Strengths and limitations

This study provides new knowledge regarding how gut dysbiosis relates to axSpA phenotype and disease measures (regarding disease activity, function, mobility, and pain)—associations previously investigated by only a limited number of studies. Patients were consecutively enrolled from a population-based cohort study and were well characterized and classified according to the ASAS axSpA and modified New York criteria. The detailed protocol allowed for extensive adjustment for possible confounders, including BMI, smoking, axSpA subtype, HLA-B27 status, anti-TNF and NSAID therapy, intestinal inflammation, and IBS symptoms. By including F-calprotectin, we could—to a certain degree—disentangle a link between gut dysbiosis and worse axSpA disease activity and function from the impact of simultaneous intestinal inflammation.

Another strength is that, in addition to AS, our study also encompasses nr-axSpA, a disease subtype for which data regarding gut microbiota are scant. The relatively low number of nr-axSpA patients (n=44) means that we cannot rule out type 2 error from contributing to the lack of significant differences between this group and both AS and controls. Yet, the pattern by which the nr-axSpA point-estimates fall in between those of AS and controls is similar to prior observations for F-calprotectin [27]. The relatively long mean symptom duration of our nr-axSpA group should also be remembered when assessing the results, since it likely entails a lower average risk of future progression to AS than in a cohort of newly diagnosed nr-axSpA.

Regarding generalizability, only comorbid IBD and recent antibiotic use were exclusion criteria. Without restrictions regarding disease subtype (nr-axSpA or AS) or severity, treatment, or other comorbidities, we believe our results to be fairly generalizable to the wider axSpA population. However, in the absence of any concurrent ICD-10 codes for SpA (usually added in case of axial involvement), patients clinically diagnosed with psoriatic, IBD-associated, or reactive arthritis (by ICD-10 codes) were not included, although these conditions may sometimes have axial disease.

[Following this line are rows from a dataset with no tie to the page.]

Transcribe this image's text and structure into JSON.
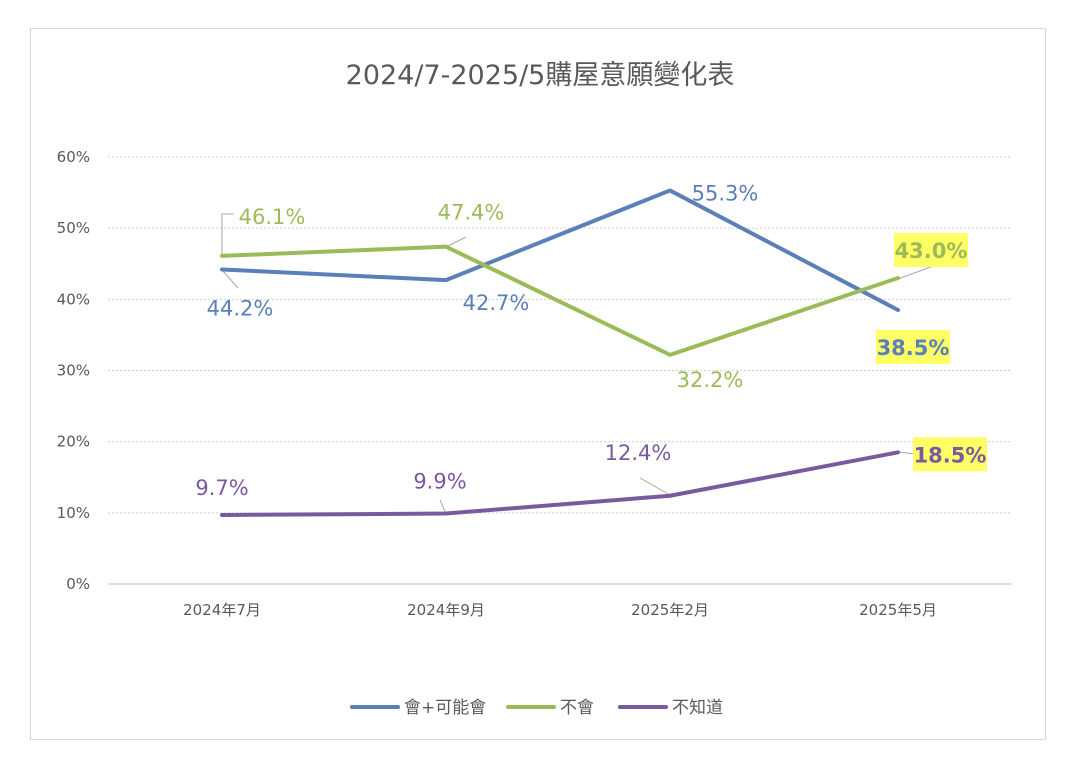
{
  "chart_data": {
    "type": "line",
    "title": "2024/7-2025/5購屋意願變化表",
    "categories": [
      "2024年7月",
      "2024年9月",
      "2025年2月",
      "2025年5月"
    ],
    "ylim": [
      0,
      60
    ],
    "yticks": [
      "0%",
      "10%",
      "20%",
      "30%",
      "40%",
      "50%",
      "60%"
    ],
    "grid": true,
    "legend_position": "bottom",
    "series": [
      {
        "name": "會+可能會",
        "color": "#5b7fb8",
        "values": [
          44.2,
          42.7,
          55.3,
          38.5
        ],
        "labels": [
          "44.2%",
          "42.7%",
          "55.3%",
          "38.5%"
        ]
      },
      {
        "name": "不會",
        "color": "#9bbb59",
        "values": [
          46.1,
          47.4,
          32.2,
          43.0
        ],
        "labels": [
          "46.1%",
          "47.4%",
          "32.2%",
          "43.0%"
        ]
      },
      {
        "name": "不知道",
        "color": "#7a5a9e",
        "values": [
          9.7,
          9.9,
          12.4,
          18.5
        ],
        "labels": [
          "9.7%",
          "9.9%",
          "12.4%",
          "18.5%"
        ]
      }
    ],
    "highlight_color": "#ffff66"
  }
}
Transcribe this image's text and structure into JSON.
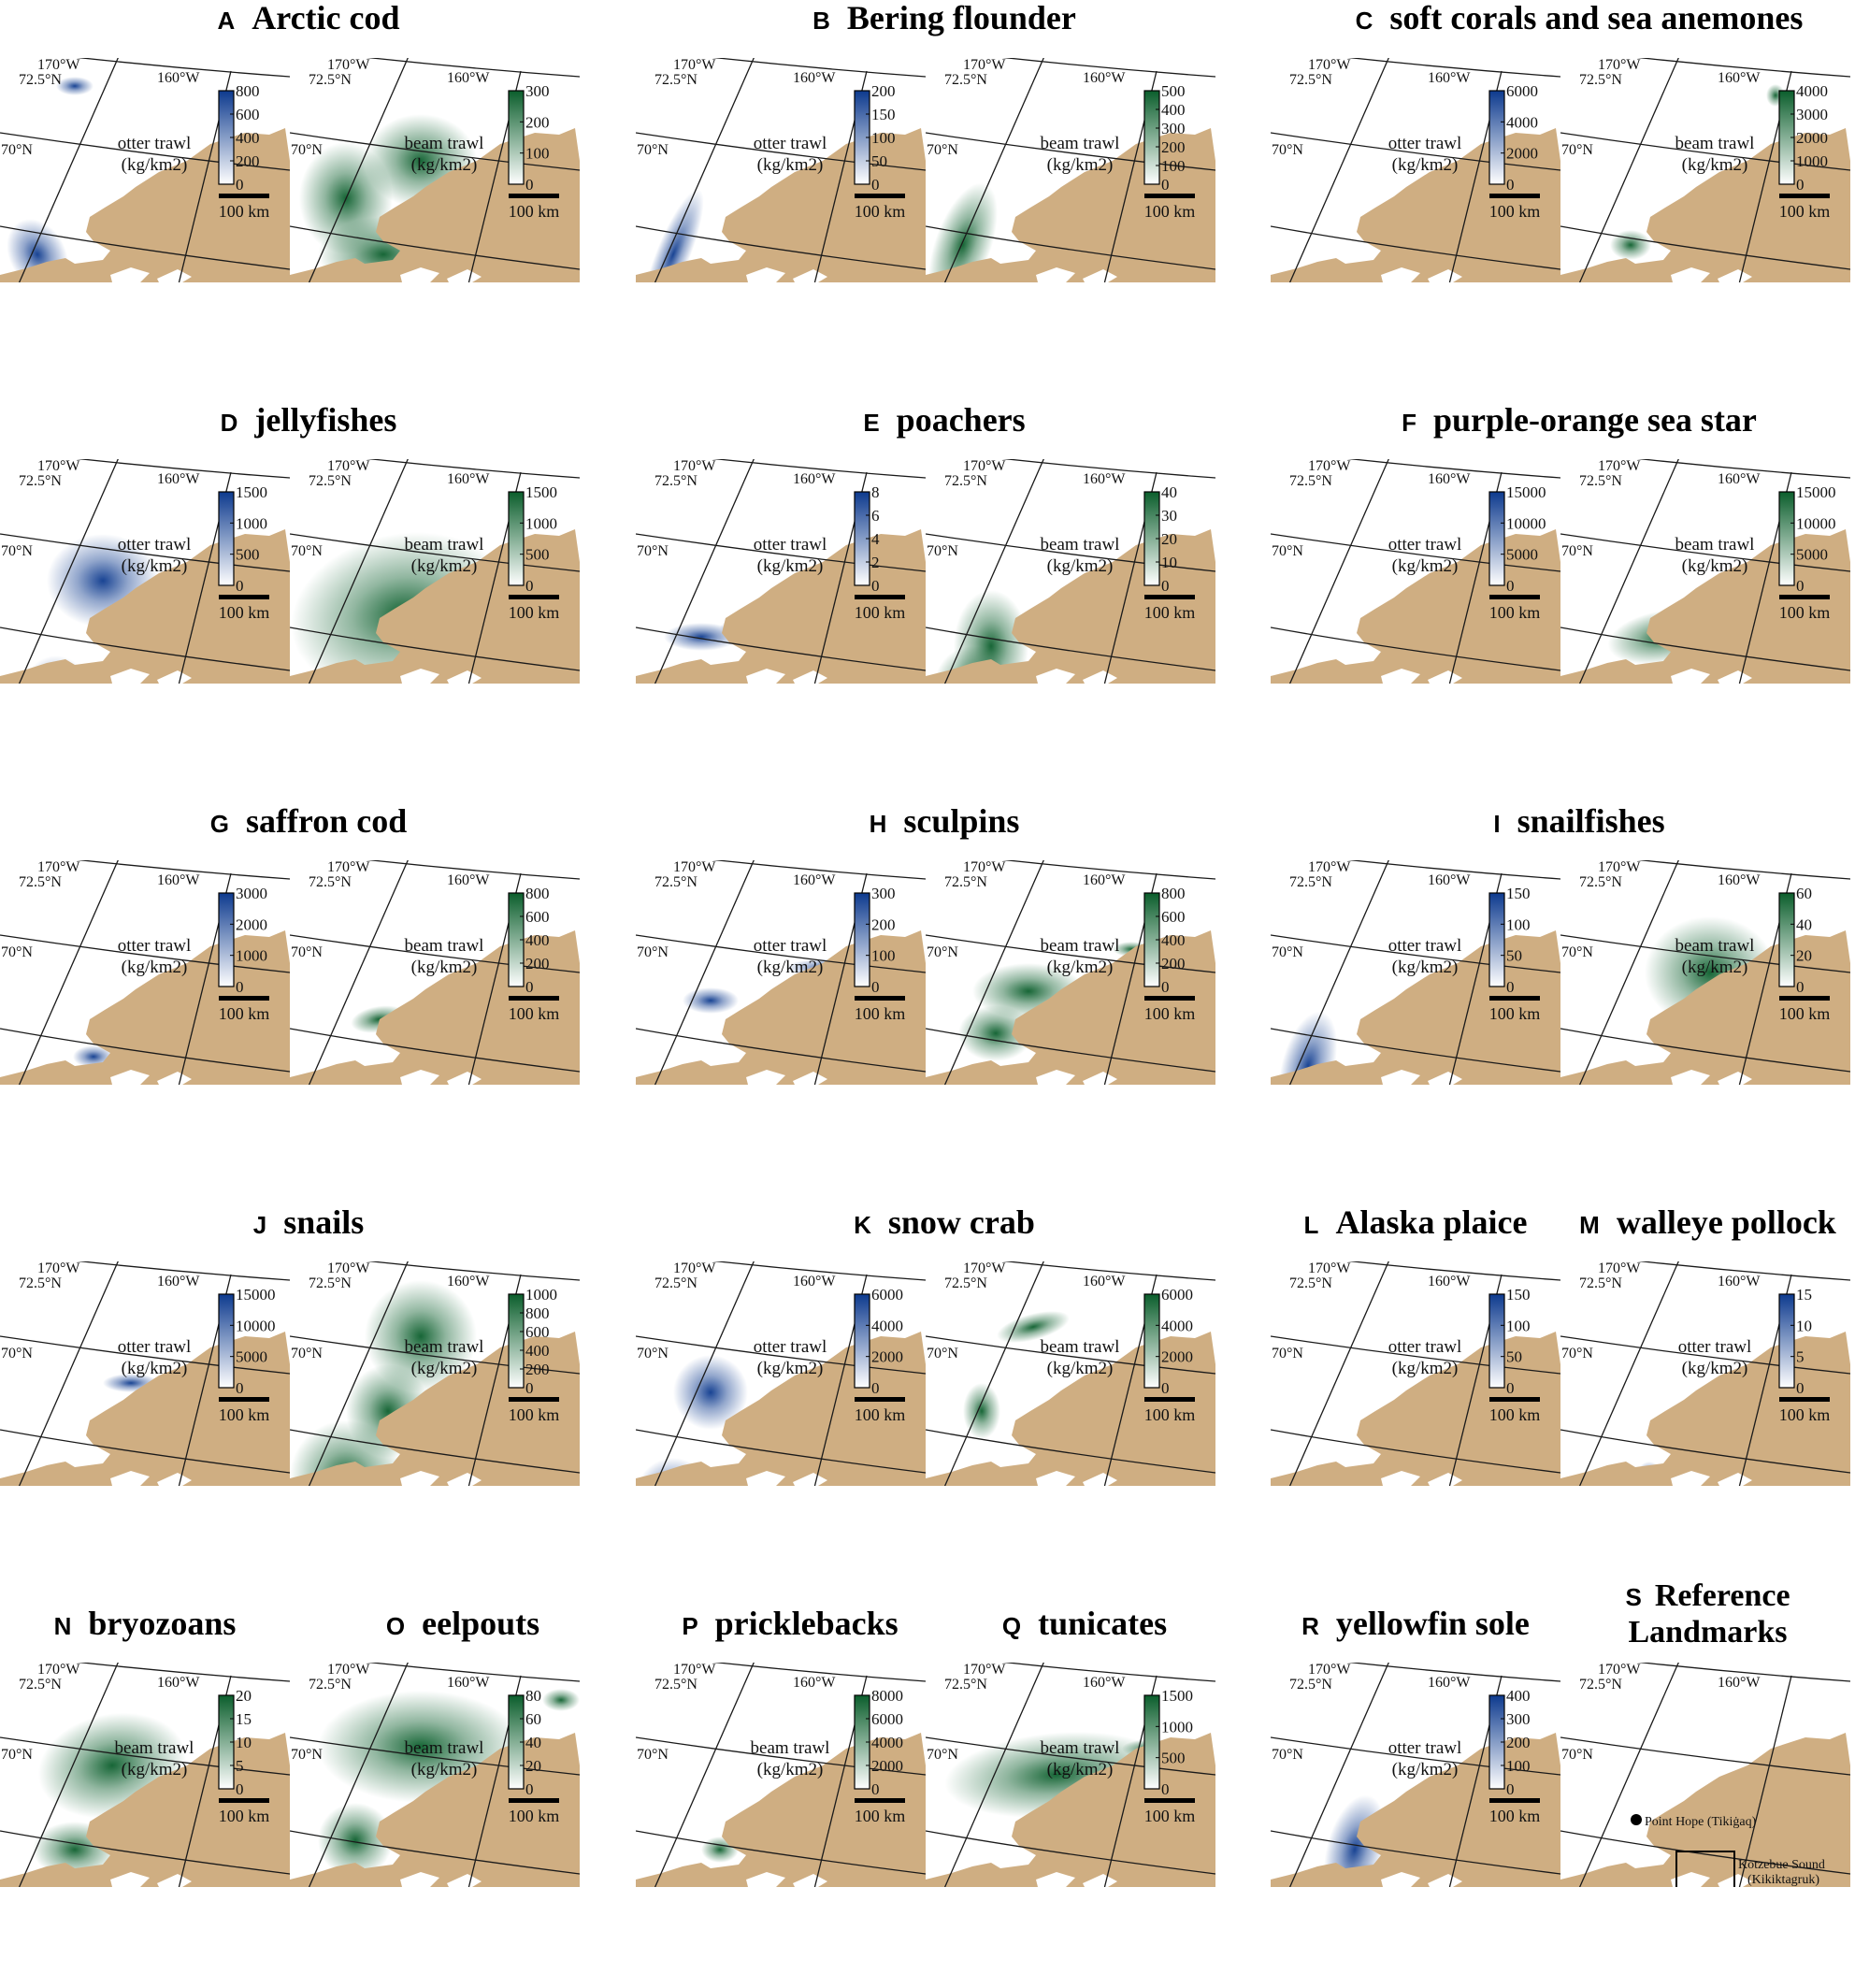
{
  "common": {
    "grid_labels": {
      "lon_left": "170°W",
      "lon_right": "160°W",
      "lat_north": "72.5°N",
      "lat_mid": "70°N"
    },
    "scale_bar_label": "100 km",
    "unit_label": "(kg/km2)",
    "gear_labels": {
      "otter": "otter trawl",
      "beam": "beam trawl"
    },
    "colors": {
      "land": "#cfae82",
      "otter_trawl": "#0d3a8e",
      "beam_trawl": "#0b5e2c",
      "grid": "#1a1a1a",
      "water": "#ffffff"
    }
  },
  "panels": [
    {
      "letter": "A",
      "title": "Arctic cod",
      "maps": [
        {
          "gear": "otter",
          "legend_ticks": [
            "800",
            "600",
            "400",
            "200",
            "0"
          ]
        },
        {
          "gear": "beam",
          "legend_ticks": [
            "300",
            "200",
            "100",
            "0"
          ]
        }
      ]
    },
    {
      "letter": "B",
      "title": "Bering flounder",
      "maps": [
        {
          "gear": "otter",
          "legend_ticks": [
            "200",
            "150",
            "100",
            "50",
            "0"
          ]
        },
        {
          "gear": "beam",
          "legend_ticks": [
            "500",
            "400",
            "300",
            "200",
            "100",
            "0"
          ]
        }
      ]
    },
    {
      "letter": "C",
      "title": "soft corals and sea anemones",
      "maps": [
        {
          "gear": "otter",
          "legend_ticks": [
            "6000",
            "4000",
            "2000",
            "0"
          ]
        },
        {
          "gear": "beam",
          "legend_ticks": [
            "4000",
            "3000",
            "2000",
            "1000",
            "0"
          ]
        }
      ]
    },
    {
      "letter": "D",
      "title": "jellyfishes",
      "maps": [
        {
          "gear": "otter",
          "legend_ticks": [
            "1500",
            "1000",
            "500",
            "0"
          ]
        },
        {
          "gear": "beam",
          "legend_ticks": [
            "1500",
            "1000",
            "500",
            "0"
          ]
        }
      ]
    },
    {
      "letter": "E",
      "title": "poachers",
      "maps": [
        {
          "gear": "otter",
          "legend_ticks": [
            "8",
            "6",
            "4",
            "2",
            "0"
          ]
        },
        {
          "gear": "beam",
          "legend_ticks": [
            "40",
            "30",
            "20",
            "10",
            "0"
          ]
        }
      ]
    },
    {
      "letter": "F",
      "title": "purple-orange sea star",
      "maps": [
        {
          "gear": "otter",
          "legend_ticks": [
            "15000",
            "10000",
            "5000",
            "0"
          ]
        },
        {
          "gear": "beam",
          "legend_ticks": [
            "15000",
            "10000",
            "5000",
            "0"
          ]
        }
      ]
    },
    {
      "letter": "G",
      "title": "saffron cod",
      "maps": [
        {
          "gear": "otter",
          "legend_ticks": [
            "3000",
            "2000",
            "1000",
            "0"
          ]
        },
        {
          "gear": "beam",
          "legend_ticks": [
            "800",
            "600",
            "400",
            "200",
            "0"
          ]
        }
      ]
    },
    {
      "letter": "H",
      "title": "sculpins",
      "maps": [
        {
          "gear": "otter",
          "legend_ticks": [
            "300",
            "200",
            "100",
            "0"
          ]
        },
        {
          "gear": "beam",
          "legend_ticks": [
            "800",
            "600",
            "400",
            "200",
            "0"
          ]
        }
      ]
    },
    {
      "letter": "I",
      "title": "snailfishes",
      "maps": [
        {
          "gear": "otter",
          "legend_ticks": [
            "150",
            "100",
            "50",
            "0"
          ]
        },
        {
          "gear": "beam",
          "legend_ticks": [
            "60",
            "40",
            "20",
            "0"
          ]
        }
      ]
    },
    {
      "letter": "J",
      "title": "snails",
      "maps": [
        {
          "gear": "otter",
          "legend_ticks": [
            "15000",
            "10000",
            "5000",
            "0"
          ]
        },
        {
          "gear": "beam",
          "legend_ticks": [
            "1000",
            "800",
            "600",
            "400",
            "200",
            "0"
          ]
        }
      ]
    },
    {
      "letter": "K",
      "title": "snow crab",
      "maps": [
        {
          "gear": "otter",
          "legend_ticks": [
            "6000",
            "4000",
            "2000",
            "0"
          ]
        },
        {
          "gear": "beam",
          "legend_ticks": [
            "6000",
            "4000",
            "2000",
            "0"
          ]
        }
      ]
    },
    {
      "letter": "L",
      "title": "Alaska plaice",
      "maps": [
        {
          "gear": "otter",
          "legend_ticks": [
            "150",
            "100",
            "50",
            "0"
          ]
        }
      ]
    },
    {
      "letter": "M",
      "title": "walleye pollock",
      "maps": [
        {
          "gear": "otter",
          "legend_ticks": [
            "15",
            "10",
            "5",
            "0"
          ]
        }
      ]
    },
    {
      "letter": "N",
      "title": "bryozoans",
      "maps": [
        {
          "gear": "beam",
          "legend_ticks": [
            "20",
            "15",
            "10",
            "5",
            "0"
          ]
        }
      ]
    },
    {
      "letter": "O",
      "title": "eelpouts",
      "maps": [
        {
          "gear": "beam",
          "legend_ticks": [
            "80",
            "60",
            "40",
            "20",
            "0"
          ]
        }
      ]
    },
    {
      "letter": "P",
      "title": "pricklebacks",
      "maps": [
        {
          "gear": "beam",
          "legend_ticks": [
            "8000",
            "6000",
            "4000",
            "2000",
            "0"
          ]
        }
      ]
    },
    {
      "letter": "Q",
      "title": "tunicates",
      "maps": [
        {
          "gear": "beam",
          "legend_ticks": [
            "1500",
            "1000",
            "500",
            "0"
          ]
        }
      ]
    },
    {
      "letter": "R",
      "title": "yellowfin sole",
      "maps": [
        {
          "gear": "otter",
          "legend_ticks": [
            "400",
            "300",
            "200",
            "100",
            "0"
          ]
        }
      ]
    },
    {
      "letter": "S",
      "title": "Reference Landmarks",
      "maps": [
        {
          "gear": "reference",
          "legend_ticks": []
        }
      ]
    }
  ],
  "reference_landmarks": [
    {
      "name": "Point Hope (Tikiġaq)",
      "marker": "dot"
    },
    {
      "name": "Kotzebue Sound",
      "name_alt": "(Kikiktagruk)",
      "marker": "box"
    }
  ]
}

Regarding limitations, endoscopic examinations and biopsies were not part of the SPARTAKUS protocol, but could have provided valuable information regarding histological inflammation and mucosa-associated microbiota (fecal and mucosa-associated microbiota have been shown to differ [50, 51]). The use of deep-sequencing or shotgun metagenomics sequencing methods, rather than the pre-determined target approach of the GA-map™ Dysbiosis Test, would have provided a much more detailed characterization of the gut microbiota. Assessment of associations between specific bacteria and axSpA disease measures were, however, beyond the scope of the present study. For the determination of gut dysbiosis, the validated GA-map™ Dysbiosis Test has shown good agreement with deep-sequencing methodology [31], and by the DI, it provides a readily comprehensible, semiquantitative score of global dysbiosis, calibrated to healthy individuals as reference of normobiosis. Finally, information regarding probiotics use is missing, and the cross-sectional design did not allow for longitudinal evaluation of microbiota shifts or disease development.

Conclusions

The presence of gut dysbiosis is linked to worse axSpA phenotype and more active disease. While dysbiosis was more prevalent in AS than controls, no significant difference was observed between nr-axSpA and controls. In the overall axSpA group (nr-axSpA and AS combined), the presence of gut dysbiosis was independently associated with worse disease activity and physical function, seemingly irrespective of both gut inflammation and ongoing treatments. Further research is needed to assess the validity of these findings also in other axSpA cohorts, as well as to gain a deeper understanding of the connection between gut microbiota and axSpA, and examine whether a causal relationship exists. This would offer guidance as to whether targeting the intestine therapeutically, with regard to the luminal microbiota composition and/or mucosal inflammation, could be a relevant approach to try to interfere with axSpA development or mitigate the disease course. Nonetheless, the current results add to the steadily growing body of evidence for an important, potentially pathobiological, link between disturbances in gastrointestinal homeostasis and axSpA.